The media has "an enormous positive potential for promoting sound human and family values, and thus contributing to the renewal of society." 
-- Blessed John Paul II, on The Media and the Family: A Risk and a Richness, written for 2004 World Communications Day, January 24, 2004

Heaven knows, journalists don't go into the profession for money. They feel commissioned. And the world needs dedicated, ethical, talented, investigative journalists. Thanks to Lahl's investigations, the egg-harvesting industry must be shivering a bit in its boots. Her documentary is showing on law school campuses such as Harvard, Fordham and Yale, in other community venues across the nation, and even overseas. Informed women are being spared the horrific consequences of having their bodies invaded and their fertility destroyed. 

What other darkness is out there, waiting to be brought to light?

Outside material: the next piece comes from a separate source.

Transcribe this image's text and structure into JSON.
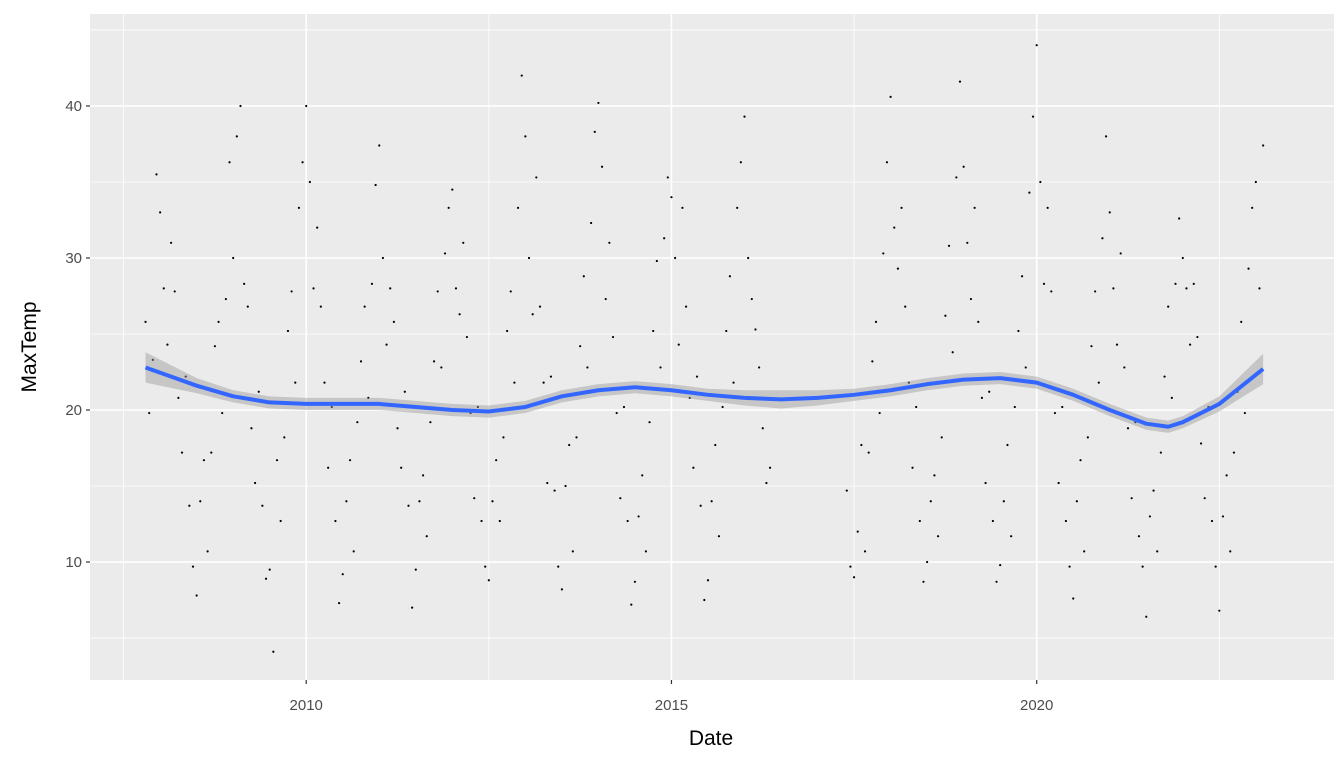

As readers and viewers of media, we should not be content with hastily written blogs and tweets. We deserve and should demand meaty, fully-researched stories. And every one of us needs to become investigators and pursuers of Truth in all its fullness, no matter our professions.

I heard something amusing two nights ago at the library. A father was chatting with his two young children about too much screen time. 

"For every one minute you spend watching Phineus and Ferb on television," he said, "you get ten minutes dumber!"

Humorous approach, with underlying truth. Thank heavens for the internet and its vast resources. I wouldn't want to do without it. However, journalists should do their initial research, then be free to leave the comfort of their cubbyholes and screens to venture forth and do some vigorous, face-to-face, investigative digging. 

But people of every age and profession must also push those screens aside and get out into the world. We should remember each day to investigate. Explore. And return to loved ones to report.

How incredibly valuable to go on location, into whatever wide variety of settings Providence calls us, to dig for the Truth of it all.